At last he said, ‘Next week you must come to the studio to watch.’
I was so looking forward to being introduced to the charmed circle of artists. I hoped perhaps these people would become my friends. Here was an opportunity to get to know people. The language barrier wouldn’t matter once we started painting pictures together. I felt quite privileged.
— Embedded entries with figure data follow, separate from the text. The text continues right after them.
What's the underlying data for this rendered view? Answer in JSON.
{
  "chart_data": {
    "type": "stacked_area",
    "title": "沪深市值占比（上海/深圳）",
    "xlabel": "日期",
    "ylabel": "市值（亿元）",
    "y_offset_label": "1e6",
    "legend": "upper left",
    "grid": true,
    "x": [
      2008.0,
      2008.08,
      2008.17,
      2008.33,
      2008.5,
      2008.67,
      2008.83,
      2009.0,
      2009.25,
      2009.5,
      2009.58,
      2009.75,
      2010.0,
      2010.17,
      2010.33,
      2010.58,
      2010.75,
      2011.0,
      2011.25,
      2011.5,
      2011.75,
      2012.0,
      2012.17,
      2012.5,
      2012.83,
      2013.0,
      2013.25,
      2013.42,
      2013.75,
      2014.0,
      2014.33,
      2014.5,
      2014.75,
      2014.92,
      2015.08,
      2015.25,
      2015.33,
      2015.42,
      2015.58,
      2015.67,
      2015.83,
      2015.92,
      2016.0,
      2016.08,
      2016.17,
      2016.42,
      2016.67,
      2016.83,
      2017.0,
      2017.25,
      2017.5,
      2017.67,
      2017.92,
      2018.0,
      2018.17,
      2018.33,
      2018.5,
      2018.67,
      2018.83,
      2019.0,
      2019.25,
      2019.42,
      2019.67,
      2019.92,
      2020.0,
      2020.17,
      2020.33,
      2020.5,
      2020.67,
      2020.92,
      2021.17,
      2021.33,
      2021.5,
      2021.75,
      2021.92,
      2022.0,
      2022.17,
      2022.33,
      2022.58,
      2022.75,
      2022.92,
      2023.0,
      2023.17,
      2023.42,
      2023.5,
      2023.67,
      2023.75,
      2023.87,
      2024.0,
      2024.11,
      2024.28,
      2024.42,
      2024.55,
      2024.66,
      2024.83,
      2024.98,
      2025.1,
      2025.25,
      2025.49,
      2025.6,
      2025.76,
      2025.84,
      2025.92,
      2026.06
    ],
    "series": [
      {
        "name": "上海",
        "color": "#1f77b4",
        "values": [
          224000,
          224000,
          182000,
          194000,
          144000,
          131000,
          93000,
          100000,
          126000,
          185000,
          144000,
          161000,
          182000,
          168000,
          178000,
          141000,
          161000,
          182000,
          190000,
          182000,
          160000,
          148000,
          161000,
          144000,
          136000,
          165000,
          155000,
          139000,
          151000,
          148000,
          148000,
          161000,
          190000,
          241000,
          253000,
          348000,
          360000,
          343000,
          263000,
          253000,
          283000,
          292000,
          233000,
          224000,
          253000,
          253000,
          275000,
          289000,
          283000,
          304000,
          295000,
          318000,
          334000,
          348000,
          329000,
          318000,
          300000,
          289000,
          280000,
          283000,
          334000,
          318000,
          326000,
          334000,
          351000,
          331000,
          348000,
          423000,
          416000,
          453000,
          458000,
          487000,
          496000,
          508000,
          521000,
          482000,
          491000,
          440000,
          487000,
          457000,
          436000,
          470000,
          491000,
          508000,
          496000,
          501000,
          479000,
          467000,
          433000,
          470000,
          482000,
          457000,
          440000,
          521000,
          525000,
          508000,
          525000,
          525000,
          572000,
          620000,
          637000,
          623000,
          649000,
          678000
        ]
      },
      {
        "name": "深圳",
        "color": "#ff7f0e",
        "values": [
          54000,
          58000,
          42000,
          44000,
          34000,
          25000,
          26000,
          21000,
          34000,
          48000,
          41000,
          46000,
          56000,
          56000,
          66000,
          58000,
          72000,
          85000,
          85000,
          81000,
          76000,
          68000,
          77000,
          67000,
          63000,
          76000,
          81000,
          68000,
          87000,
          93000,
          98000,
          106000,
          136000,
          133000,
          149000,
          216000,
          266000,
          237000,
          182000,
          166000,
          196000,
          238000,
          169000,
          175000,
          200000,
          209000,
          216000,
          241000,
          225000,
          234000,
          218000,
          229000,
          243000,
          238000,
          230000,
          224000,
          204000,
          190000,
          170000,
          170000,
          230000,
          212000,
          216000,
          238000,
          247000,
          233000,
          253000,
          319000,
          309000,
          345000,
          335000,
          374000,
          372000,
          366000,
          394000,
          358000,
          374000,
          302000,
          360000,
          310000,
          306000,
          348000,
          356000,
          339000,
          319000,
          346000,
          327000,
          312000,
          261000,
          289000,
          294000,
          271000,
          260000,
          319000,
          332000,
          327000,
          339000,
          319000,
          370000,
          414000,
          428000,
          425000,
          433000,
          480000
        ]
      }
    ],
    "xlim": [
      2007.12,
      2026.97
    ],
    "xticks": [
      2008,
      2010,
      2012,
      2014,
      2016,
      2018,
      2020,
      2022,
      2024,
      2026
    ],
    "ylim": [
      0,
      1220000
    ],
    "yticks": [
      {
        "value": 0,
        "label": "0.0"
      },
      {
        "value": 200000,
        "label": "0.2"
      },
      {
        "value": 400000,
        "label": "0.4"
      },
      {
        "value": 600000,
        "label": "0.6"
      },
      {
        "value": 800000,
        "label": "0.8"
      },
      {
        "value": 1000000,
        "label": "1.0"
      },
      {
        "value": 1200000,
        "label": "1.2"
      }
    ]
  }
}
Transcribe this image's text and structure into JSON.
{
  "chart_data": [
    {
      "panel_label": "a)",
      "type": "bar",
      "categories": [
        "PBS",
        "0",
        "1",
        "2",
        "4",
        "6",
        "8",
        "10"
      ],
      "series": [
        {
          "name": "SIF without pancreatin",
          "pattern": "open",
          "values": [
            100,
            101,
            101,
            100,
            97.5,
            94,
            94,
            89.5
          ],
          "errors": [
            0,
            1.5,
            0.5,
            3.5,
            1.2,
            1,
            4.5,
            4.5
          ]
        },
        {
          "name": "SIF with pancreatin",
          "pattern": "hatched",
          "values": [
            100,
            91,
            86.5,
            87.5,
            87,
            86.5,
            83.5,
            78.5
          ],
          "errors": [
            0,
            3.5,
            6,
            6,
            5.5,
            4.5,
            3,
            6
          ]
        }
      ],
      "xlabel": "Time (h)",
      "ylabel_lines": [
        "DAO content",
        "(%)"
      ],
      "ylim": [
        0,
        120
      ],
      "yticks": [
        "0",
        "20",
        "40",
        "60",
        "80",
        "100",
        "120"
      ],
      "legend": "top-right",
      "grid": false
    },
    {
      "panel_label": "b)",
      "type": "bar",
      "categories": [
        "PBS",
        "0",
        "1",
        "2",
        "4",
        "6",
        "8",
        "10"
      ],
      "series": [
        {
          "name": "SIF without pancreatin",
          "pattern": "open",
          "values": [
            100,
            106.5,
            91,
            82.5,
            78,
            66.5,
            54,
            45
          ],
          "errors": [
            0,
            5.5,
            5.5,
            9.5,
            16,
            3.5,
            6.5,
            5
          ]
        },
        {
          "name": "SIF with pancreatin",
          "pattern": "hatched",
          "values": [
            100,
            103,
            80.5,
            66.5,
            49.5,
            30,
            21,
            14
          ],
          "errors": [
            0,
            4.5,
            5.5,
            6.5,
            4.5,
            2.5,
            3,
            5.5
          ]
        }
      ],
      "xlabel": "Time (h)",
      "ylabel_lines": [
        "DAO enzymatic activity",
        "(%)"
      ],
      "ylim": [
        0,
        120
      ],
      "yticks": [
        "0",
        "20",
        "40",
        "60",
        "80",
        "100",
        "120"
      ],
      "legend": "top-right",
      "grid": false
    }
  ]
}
I cycled over an hour in the rain to get to the studio on the other side of the city. It was a large grey building with dirty cracked windows, and inside the main room, in light I would have thought inadequate for painting, there were rows of artists producing delicate watercolours for tourists and diplomats. Liang welcomed me with a large smile and looked straight into my eyes, which he had never done before. He was larger than life on his own territory. Complicity with foreigners was not on, so what was he trying to say? Then I realized he was beginning to treat me as a friend. I was glad I’d made the effort to come. With the weather being so foul and the prospect of cold wet clinging clothes all afternoon I’d nearly stayed in the flat, but indoors and outdoors were equally cold and dank, so what did it matter? Anyway I was curious to see him on his own ground, I wanted to know what made him tick and I wanted to meet his friends.
‘Mr Wu paints tigers. One of his pictures was presented to an African diplomat last month. We are all very proud of him.’
I smiled, slightly embarrassed. The idea of an art factory seemed so Chinese. Several artists beamed up at me as if I was visiting royalty. I still hadn’t made enough progress with my Chinese to say more than hello.
One man was painting carp from life. I was disturbed to see the fish darting around an enamel bowl, confused, their scales reflecting light from the neon strip lights above, their silly eyes staring as if in fright and their mouths mouthing a silent message. They swam aimlessly round and round, sometimes in a figure of eight. The artist had captured their movement and their fearful staring. They would be trapped in the enamel bowl until the picture was finished, then, their aesthetic purpose over, disposed of in a practical manner.